Except Chao is no war correspondent, there are no captives, Sgt. Harper is not dead, and this is no real conflict, even though it’s played with such epic fervor that you half expect Tom Hanks to burst in and save Pvt. Ryan.

Not a bad idea if “War Games” hopes not to be outdone by Burnett, whose deal with USA Network also includes next fall’s “Combat Missions,” its four-person teams of veterans from Navy SEALS, Green Berets and other special-forces units competing in “staged military missions” that USA says test “the limits of physical ability, tactical strength and mental discipline.”

To say nothing of the public’s capacity to be manipulated, at times even willingly.

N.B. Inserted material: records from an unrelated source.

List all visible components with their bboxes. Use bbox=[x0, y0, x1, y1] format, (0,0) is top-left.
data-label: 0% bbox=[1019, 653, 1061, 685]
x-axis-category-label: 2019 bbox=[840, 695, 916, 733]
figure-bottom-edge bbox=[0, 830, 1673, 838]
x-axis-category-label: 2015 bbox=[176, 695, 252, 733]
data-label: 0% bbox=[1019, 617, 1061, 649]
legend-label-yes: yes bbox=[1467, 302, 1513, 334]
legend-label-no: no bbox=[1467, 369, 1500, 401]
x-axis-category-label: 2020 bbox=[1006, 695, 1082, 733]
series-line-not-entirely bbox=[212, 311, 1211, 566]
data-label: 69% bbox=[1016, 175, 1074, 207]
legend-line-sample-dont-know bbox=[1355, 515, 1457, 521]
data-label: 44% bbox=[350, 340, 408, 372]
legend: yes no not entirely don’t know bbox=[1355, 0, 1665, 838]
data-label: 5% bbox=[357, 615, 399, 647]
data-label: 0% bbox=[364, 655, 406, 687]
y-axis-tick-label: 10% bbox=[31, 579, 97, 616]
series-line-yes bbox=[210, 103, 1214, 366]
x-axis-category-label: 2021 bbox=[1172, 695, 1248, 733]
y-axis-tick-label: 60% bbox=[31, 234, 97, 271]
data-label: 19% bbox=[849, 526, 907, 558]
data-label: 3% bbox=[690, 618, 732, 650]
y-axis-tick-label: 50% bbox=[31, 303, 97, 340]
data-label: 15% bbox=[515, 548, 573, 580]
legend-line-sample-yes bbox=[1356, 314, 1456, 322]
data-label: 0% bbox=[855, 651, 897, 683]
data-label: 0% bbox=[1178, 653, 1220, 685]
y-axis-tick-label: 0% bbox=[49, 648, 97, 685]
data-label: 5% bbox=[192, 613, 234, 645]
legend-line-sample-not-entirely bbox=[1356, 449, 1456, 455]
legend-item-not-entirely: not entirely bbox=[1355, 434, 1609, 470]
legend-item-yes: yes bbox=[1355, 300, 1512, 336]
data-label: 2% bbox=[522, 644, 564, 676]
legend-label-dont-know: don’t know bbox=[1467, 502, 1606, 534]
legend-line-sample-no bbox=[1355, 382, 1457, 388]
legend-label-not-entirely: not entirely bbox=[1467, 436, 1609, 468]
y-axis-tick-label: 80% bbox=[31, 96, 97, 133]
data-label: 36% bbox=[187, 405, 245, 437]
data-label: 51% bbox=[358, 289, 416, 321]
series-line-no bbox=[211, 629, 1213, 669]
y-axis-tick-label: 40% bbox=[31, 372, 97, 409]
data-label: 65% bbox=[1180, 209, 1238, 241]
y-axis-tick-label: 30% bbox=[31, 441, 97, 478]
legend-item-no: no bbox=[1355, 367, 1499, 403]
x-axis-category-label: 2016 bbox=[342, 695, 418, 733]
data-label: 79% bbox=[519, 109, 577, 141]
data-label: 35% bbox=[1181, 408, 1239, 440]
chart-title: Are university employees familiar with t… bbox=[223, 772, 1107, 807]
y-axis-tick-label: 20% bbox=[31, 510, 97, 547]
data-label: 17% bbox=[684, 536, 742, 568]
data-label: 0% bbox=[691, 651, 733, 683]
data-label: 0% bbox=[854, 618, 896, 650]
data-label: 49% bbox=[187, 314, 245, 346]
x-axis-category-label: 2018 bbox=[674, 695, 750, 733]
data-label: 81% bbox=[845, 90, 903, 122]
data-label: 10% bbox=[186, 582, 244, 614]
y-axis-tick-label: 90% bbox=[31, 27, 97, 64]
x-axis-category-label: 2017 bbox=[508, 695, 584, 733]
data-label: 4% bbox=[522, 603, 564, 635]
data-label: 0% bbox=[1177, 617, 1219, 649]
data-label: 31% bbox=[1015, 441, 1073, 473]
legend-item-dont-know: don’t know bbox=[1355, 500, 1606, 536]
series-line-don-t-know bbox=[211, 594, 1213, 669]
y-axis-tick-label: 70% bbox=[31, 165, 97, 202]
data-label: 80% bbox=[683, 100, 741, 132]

Not that much of this won’t be on the level, only that given Burnett’s track record and proven gift for the con, a lot of hokum will come with it, leaving you wondering what he and his imitators will do next to raise the bar.

Are there haunted huts in Borneo?

* “The Scariest Places on Earth” can be seen on Fox Family, March 26-31 at 9 p.m., then on Fridays beginning April 6.

* “Boot Camp” can be seen Wednesdays at 9 p.m. on Fox beginning March 28.

* “War Games” can be seen Wednesdays at 9 p.m. on TBS beginning March 28.

* The four-part “Eco-Challenge: Borneo” can be seen on USA Networks, April 1-4 at 8 p.m.